The $25 Billion Number Is Now Official — Sort Of
Acting Pentagon Comptroller Jules Hurst III told the House Armed Services Committee on Wednesday that Operation Epic Fury has cost $25 billion in roughly 60 days. That's the first official figure Congress has heard since the war started on February 28, according to NBC News.
Hurst said the bulk of that spending is munitions, plus operations, maintenance, and equipment replacement. That's it. No breakdown. No line-item accounting. Nothing.
Rep. Maggie Goodlander, D-N.H., asked for specifics. Hurst promised a breakdown later. Rep. Adam Smith, D-Wash., had to ask point-blank whether the Pentagon even plans to request supplemental funding. The answer: eventually, yes, but only after a "full assessment."
Sixty days in. $25 billion spent. And Congress is still waiting on a receipt.
What the Math Actually Looks Like
The Pentagon told Congress in March that the first six days cost $11.3 billion — that's according to data tracked by the Iran War Cost Tracker, which is based on the Pentagon's own congressional briefings. After that initial surge, the burn rate settled to roughly $1 billion per day.
That math tracks with Hurst's $25 billion figure at the 60-day mark. This conflict is costing more per day than the entire annual budget of many federal agencies.
Hurst confirmed supplemental funding is coming — it just hasn't been requested yet. The money has been drawn from existing Pentagon allocations in the meantime. Other defense priorities were raided to pay for this, and Congress wasn't formally notified.
42 Aircraft. Gone.
The Congressional Research Service has confirmed that 42 U.S. military aircraft have been lost or damaged during the war, according to The Hill. That includes fighter jets and helicopters.

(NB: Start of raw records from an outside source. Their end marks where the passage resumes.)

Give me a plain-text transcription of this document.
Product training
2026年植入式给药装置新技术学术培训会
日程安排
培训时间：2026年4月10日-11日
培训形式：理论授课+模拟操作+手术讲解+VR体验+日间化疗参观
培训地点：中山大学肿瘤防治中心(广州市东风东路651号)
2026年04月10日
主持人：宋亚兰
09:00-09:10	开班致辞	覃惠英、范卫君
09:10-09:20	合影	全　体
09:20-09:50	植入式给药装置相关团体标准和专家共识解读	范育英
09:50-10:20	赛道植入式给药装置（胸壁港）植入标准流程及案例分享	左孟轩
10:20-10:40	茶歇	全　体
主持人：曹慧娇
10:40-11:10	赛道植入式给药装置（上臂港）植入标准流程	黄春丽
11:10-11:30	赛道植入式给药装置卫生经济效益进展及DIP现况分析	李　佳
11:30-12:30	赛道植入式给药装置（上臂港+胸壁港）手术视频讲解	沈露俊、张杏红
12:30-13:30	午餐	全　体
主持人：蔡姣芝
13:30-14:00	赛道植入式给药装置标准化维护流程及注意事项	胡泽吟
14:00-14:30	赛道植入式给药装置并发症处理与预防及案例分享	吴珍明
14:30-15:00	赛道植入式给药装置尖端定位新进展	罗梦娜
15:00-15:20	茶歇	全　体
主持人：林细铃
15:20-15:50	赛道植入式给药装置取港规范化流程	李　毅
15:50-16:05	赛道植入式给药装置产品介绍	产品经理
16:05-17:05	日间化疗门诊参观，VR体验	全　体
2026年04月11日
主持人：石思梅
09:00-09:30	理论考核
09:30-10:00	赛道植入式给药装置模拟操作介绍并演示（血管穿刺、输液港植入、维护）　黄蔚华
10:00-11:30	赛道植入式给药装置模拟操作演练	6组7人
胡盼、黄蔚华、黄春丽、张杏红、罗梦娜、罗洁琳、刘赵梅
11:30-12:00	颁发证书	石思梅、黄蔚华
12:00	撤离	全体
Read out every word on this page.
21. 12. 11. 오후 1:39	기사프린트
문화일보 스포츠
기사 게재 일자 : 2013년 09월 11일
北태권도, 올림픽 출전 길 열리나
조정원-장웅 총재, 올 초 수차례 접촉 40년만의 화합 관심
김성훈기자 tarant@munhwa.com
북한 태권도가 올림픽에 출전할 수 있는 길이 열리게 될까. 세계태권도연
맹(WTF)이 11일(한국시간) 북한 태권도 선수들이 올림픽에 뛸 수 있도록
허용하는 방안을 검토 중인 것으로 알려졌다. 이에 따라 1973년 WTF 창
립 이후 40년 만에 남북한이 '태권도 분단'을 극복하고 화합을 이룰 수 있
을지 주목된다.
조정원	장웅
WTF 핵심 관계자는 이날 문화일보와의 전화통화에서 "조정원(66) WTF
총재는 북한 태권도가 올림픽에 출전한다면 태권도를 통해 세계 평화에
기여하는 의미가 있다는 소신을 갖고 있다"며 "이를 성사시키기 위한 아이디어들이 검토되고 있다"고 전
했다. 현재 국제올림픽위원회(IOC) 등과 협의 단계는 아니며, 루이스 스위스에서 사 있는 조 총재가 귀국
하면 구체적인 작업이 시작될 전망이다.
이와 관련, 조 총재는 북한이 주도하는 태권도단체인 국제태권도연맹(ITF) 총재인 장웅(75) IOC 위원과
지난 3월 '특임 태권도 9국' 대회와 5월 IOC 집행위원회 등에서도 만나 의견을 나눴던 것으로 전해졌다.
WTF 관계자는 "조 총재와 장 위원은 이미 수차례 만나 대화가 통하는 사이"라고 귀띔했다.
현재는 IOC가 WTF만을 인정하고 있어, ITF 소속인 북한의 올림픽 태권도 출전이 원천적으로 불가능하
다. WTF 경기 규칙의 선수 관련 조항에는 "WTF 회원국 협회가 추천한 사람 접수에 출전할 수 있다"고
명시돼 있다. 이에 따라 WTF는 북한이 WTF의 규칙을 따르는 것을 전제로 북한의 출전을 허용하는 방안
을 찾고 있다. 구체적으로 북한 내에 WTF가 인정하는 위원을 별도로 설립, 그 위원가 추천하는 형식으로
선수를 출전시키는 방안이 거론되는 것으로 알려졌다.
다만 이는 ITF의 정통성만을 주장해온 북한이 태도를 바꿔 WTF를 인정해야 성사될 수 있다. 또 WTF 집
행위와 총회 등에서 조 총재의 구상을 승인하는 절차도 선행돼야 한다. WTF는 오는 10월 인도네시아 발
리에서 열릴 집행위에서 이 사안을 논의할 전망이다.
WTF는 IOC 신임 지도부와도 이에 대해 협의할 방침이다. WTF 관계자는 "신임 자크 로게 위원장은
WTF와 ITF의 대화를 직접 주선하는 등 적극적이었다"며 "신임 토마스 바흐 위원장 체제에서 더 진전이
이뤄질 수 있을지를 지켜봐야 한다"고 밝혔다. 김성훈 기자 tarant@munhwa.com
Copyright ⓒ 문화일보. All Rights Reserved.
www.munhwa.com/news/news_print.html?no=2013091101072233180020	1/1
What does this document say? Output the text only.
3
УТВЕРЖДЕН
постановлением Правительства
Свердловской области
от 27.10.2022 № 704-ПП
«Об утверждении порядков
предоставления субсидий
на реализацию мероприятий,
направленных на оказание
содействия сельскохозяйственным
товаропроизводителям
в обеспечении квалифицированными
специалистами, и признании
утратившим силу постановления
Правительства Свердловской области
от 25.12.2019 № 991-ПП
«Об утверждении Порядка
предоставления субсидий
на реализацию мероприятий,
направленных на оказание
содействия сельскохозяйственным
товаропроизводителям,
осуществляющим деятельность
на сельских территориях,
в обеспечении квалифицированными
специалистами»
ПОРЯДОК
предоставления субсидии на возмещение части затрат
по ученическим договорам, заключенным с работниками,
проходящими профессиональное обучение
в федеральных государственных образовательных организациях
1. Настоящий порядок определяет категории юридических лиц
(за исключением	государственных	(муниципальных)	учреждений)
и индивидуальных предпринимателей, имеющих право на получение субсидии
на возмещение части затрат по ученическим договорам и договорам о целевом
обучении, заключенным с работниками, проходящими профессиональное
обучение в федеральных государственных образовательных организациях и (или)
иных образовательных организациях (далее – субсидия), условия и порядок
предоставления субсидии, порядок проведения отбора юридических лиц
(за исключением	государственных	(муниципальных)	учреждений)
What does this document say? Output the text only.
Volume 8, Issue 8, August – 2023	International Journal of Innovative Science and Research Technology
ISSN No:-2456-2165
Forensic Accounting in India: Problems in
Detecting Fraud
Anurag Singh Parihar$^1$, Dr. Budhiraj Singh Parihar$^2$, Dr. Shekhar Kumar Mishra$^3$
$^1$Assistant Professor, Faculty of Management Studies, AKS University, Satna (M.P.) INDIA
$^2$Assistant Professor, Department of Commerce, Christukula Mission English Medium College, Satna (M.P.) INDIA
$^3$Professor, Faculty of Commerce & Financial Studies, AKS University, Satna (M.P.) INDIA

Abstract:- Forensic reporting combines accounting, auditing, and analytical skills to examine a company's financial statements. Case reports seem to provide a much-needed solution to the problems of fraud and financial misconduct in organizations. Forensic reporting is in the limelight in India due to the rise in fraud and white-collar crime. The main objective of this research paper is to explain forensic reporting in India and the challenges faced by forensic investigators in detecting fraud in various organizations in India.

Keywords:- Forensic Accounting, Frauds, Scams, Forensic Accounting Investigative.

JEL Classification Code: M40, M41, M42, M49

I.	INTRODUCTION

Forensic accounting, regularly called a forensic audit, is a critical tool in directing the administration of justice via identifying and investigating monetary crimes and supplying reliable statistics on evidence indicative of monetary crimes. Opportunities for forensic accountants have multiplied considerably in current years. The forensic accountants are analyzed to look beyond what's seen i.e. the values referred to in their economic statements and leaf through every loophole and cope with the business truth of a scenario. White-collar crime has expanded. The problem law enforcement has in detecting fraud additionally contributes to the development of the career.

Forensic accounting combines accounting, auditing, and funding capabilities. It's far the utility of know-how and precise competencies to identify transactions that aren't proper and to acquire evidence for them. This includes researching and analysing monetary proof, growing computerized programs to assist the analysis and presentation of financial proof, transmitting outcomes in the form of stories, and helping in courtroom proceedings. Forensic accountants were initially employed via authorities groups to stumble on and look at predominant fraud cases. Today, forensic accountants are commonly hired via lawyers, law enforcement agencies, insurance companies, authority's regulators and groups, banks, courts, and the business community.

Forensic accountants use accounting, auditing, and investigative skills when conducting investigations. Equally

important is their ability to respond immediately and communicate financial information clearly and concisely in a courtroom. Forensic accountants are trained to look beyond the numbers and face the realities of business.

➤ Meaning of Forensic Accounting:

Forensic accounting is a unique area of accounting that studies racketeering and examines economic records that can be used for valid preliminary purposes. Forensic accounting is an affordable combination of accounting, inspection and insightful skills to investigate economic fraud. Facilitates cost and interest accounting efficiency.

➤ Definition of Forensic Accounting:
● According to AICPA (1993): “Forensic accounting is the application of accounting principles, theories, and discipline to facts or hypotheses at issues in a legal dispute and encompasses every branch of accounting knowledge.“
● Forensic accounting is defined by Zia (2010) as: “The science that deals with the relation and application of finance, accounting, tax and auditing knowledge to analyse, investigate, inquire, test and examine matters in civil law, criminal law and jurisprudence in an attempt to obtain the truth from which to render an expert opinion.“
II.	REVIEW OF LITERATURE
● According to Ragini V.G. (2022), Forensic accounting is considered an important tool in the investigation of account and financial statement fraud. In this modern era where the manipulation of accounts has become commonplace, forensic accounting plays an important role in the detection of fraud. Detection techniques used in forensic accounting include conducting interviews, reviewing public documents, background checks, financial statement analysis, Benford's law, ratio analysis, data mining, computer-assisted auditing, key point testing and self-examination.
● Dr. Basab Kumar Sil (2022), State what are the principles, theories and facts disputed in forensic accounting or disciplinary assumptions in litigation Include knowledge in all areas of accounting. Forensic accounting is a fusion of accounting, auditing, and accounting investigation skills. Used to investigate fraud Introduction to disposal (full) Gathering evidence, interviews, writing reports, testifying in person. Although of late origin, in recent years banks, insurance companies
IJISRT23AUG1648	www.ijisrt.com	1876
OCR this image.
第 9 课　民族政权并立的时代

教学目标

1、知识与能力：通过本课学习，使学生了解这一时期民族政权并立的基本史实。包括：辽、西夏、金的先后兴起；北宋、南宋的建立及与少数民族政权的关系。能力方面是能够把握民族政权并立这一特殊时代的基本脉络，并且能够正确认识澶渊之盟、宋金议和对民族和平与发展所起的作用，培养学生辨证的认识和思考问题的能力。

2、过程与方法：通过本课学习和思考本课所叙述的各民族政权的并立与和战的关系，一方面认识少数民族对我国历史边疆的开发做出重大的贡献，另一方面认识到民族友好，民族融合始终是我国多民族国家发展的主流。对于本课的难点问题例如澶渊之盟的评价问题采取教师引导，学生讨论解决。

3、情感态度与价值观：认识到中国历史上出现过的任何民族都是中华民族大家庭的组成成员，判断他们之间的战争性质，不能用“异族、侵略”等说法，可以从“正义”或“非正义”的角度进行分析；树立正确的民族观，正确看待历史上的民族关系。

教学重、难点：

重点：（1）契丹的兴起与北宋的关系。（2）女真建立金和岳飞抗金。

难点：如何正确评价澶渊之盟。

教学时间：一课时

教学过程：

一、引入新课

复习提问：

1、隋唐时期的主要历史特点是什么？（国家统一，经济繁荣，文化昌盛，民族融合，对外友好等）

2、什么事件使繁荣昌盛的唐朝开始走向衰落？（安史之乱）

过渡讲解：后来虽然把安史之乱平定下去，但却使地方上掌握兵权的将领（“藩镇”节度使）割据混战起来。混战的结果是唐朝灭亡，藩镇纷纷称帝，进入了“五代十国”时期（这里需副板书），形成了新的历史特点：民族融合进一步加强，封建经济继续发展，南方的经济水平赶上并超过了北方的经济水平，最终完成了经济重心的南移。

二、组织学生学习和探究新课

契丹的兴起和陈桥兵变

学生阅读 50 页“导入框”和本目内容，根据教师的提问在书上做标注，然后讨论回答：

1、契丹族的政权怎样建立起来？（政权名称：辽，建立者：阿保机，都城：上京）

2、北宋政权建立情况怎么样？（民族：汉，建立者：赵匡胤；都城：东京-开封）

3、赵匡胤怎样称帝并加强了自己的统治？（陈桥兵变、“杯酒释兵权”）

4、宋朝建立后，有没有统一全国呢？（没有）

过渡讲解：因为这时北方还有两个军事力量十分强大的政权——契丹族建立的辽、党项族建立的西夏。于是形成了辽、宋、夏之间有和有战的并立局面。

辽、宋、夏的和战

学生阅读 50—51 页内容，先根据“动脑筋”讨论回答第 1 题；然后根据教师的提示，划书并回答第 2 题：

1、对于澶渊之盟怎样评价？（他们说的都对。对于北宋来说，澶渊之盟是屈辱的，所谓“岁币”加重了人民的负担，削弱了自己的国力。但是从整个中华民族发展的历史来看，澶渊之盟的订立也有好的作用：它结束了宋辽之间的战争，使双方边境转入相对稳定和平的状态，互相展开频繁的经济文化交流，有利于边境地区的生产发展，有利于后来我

Those aircraft cost tens of millions to hundreds of millions of dollars each — and take years to replace. The production lines don't just crank them out on demand.
The Interceptor Problem
The Iran War Cost Tracker, pulling from data compiled by Jennifer Kavanagh of Defense Priorities, the Center for Strategic and International Studies, and New York Times reporting, documents a brutal picture of missile defense economics.
Iran launched 2,000+ drones and 500+ ballistic missiles in the early phase of the conflict. The U.S. fired THAAD interceptors at $12.7 million each to knock down Iranian Shahed-136 drones that cost $35,000 each. That's a 106-to-1 cost ratio — America spending $12.7 million to kill a $35,000 drone.
As of December 2025, the U.S. had 534 THAAD interceptors and 414 SM-3s in its stockpile. The prior 12-day war in June 2025 burned through 100-150 THAAD interceptors and 80 SM-3s — up to 30% of the total supply in less than two weeks.
At sustained current usage rates, the entire U.S. interceptor stockpile could be exhausted in 4-5 weeks. Production rates are ramping up but cannot keep pace. Even at quadrupled output, replacing 150 THAAD interceptors takes nearly five months.
$4.11 at the Pump — And Climbing
The national average for regular gasoline hit $4.11 per gallon, up $1.15 from the pre-conflict price of $2.96 on February 26, according to AAA data tracked by the Iran War Cost Tracker. That's a 40.9% increase in under two months.
AAA reported the fastest single-week price spike since Russia's invasion of Ukraine in 2022. One week alone saw a jump of nearly 27 cents.
Researchers at Brown University's Watson Institute and Climate Solutions Lab estimate the total consumer burden from elevated gasoline and diesel prices has already reached $20.94 billion as of April 15 — $10.94 billion in extra gasoline spending and $10 billion in diesel. That's separate from the $25 billion in Pentagon spending. Regular Americans are funding this war twice: once through taxes, once at every fill-up.
The Strait of Hormuz closure is the direct cause. About 20% of the world's daily oil supply moves through that passageway, according to the Iran War Cost Tracker. The International Energy Agency has called this conflict the "largest supply disruption in the history of the global oil market," per Wikipedia's economic impact documentation.
What Mainstream Coverage Is Getting Wrong
Most coverage frames this as a political story — Trump vs. Democrats, hawks vs. doves. That framing buries the strategic picture.
The U.S. military is burning through irreplaceable interceptor stockpiles faster than it can replenish them, spending $12.7 million to kill $35,000 drones, losing or damaging 42 aircraft, and running a $1 billion/day tab without a formal supplemental funding request to Congress.
The left-leaning coverage focuses heavily on Democratic congressional frustration. Fair enough — that frustration is legitimate. But it often stops short of asking the harder strategic question: what does winning look like here, and are we resourced to achieve it?
Right-leaning outlets have largely avoided covering the interceptor depletion story altogether.
The Bottom Line
This war was supposed to last less than six weeks. It's at 60 days. It's cost $25 billion in military spending, $20.94 billion in consumer fuel pain, 42 aircraft, and a missile defense stockpile that is measurably closer to empty.
Pete Hegseth and Dan Caine sat before Congress Wednesday and couldn't give a basic cost breakdown to the people's representatives. Jules Hurst promised paperwork.
Someone in this administration needs to answer a simple question: what is the exit, and what does it cost? Because right now, the only people with a clear answer are the ones filling up their gas tanks.